The White House released a blog posting this morning attempting to trumpet examples of Obamacare’s medical loss ratio rebates, set to be delivered during the summer campaign season.  Herewith are some of the Obamacare “success stories” the White House is promoting on its website, along with my calculations about the average rebate check being disbursed in each case:

  • “BlueCross BlueShield of Tennessee has announced that it will pay $8.6 million to about 73,000 individual policyholders in August because they spent less than 80 percent of premiums on health care.” [Average rebate: $117.81 per policyholder.]
  • “In Arizona, more than $36 million in refunds will go to both consumers and small businesses.  One insurer in the state, Blue Cross Blue Shield of Arizona, alone will pay out an estimated $8.7 million to more than 77,000 individual policyholders, and another $3.2 million to more than 3,700 small businesses.”  [Average rebates: $112.99 per policyholder and $864.86 per business, respectively.]  “United Healthcare’s Golden Rule Insurance will refund nearly $8.7 million to more than 30,000 additional Arizona policyholders.” [Average rebate: $290 per policyholder.]
  • “Two insurers in California will pay out more than $50 million in rebates to nearly 1 million customers statewide.” [Average rebate: $50 per policyholder.]

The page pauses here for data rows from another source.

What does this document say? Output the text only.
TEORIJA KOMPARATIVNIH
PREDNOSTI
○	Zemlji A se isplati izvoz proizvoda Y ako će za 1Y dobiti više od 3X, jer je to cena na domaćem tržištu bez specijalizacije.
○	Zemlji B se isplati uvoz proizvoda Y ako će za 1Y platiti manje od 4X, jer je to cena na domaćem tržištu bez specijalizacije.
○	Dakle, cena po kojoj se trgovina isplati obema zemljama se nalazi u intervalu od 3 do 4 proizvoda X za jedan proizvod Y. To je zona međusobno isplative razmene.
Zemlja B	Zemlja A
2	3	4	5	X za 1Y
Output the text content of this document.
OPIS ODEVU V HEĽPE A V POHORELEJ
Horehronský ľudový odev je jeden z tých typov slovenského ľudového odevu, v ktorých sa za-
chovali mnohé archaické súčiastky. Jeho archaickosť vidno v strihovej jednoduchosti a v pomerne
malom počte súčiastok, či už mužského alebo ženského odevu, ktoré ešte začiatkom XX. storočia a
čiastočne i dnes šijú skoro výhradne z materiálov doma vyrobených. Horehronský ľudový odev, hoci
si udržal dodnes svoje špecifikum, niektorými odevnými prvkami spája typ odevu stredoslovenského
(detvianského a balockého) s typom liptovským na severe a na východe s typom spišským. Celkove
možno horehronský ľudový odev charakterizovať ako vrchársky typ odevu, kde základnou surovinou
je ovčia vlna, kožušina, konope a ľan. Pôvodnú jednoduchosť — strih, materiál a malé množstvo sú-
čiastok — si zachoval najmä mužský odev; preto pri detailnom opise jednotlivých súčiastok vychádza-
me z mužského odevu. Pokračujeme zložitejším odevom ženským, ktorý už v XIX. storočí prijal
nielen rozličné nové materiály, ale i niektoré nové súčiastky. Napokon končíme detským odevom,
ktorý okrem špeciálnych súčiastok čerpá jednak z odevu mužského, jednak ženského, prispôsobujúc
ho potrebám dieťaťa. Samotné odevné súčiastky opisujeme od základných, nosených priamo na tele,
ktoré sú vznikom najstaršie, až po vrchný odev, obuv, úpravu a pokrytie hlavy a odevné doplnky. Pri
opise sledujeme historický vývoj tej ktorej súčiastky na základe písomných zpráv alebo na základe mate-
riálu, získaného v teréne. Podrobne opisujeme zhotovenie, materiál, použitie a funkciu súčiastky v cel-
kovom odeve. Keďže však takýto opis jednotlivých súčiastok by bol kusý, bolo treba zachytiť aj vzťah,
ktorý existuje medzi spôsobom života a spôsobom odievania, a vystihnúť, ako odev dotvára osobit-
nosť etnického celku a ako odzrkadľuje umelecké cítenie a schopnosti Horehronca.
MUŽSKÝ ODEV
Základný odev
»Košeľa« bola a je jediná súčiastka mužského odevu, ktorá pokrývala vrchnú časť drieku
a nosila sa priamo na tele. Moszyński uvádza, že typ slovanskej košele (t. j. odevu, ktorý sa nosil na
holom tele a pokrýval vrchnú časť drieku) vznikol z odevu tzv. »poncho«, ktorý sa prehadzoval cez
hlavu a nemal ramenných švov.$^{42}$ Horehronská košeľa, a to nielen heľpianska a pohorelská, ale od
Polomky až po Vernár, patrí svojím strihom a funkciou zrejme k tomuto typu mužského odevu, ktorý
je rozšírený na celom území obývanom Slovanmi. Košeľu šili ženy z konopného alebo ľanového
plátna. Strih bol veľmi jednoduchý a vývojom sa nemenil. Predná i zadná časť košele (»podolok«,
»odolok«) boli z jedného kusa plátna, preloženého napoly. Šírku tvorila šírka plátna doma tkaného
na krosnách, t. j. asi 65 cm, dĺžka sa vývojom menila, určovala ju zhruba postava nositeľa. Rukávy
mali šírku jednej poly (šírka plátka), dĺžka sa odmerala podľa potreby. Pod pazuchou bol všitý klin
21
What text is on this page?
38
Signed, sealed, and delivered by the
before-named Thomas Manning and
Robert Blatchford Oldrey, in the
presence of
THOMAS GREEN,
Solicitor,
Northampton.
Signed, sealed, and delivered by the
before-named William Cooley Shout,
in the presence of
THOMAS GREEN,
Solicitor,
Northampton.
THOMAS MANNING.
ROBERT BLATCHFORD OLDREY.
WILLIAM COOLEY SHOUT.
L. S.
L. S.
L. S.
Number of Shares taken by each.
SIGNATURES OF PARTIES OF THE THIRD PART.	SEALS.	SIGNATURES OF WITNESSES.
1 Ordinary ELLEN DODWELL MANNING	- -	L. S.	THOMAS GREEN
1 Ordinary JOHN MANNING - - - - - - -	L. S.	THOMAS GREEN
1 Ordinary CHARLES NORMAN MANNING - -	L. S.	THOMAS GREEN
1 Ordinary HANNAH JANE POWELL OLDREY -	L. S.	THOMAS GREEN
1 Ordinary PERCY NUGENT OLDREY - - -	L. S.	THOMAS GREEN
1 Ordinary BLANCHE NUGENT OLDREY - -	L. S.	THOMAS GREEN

Candidate Obama repeatedly promised premiums would go down by $2,500 – and would go down that amount by this year.  For instance, in a speech on February 27, 2008, he said that “We’re going to work with you to lower your premiums by $2,500 per family per year.  And we will not wait 20 years from now to do it or 10 years from now to do it.  We will do it by the end of my first term as President.”  Likewise, in July 2008, Jason Furman – who remains a senior economic advisor within the Administration – told the New York Times that “we think we could get to $2,500 in savings by the end of the first term, or be very close to it.”

For the White House to claim now that a rebate check of $118, or even $290, comes anywhere close to meeting the President’s $2,500 premium promise shows how badly even the Administration recognizes the law has failed – by attempting to invoke the soft bigotry of low expectations when it comes to the unpopular 2700-page measure.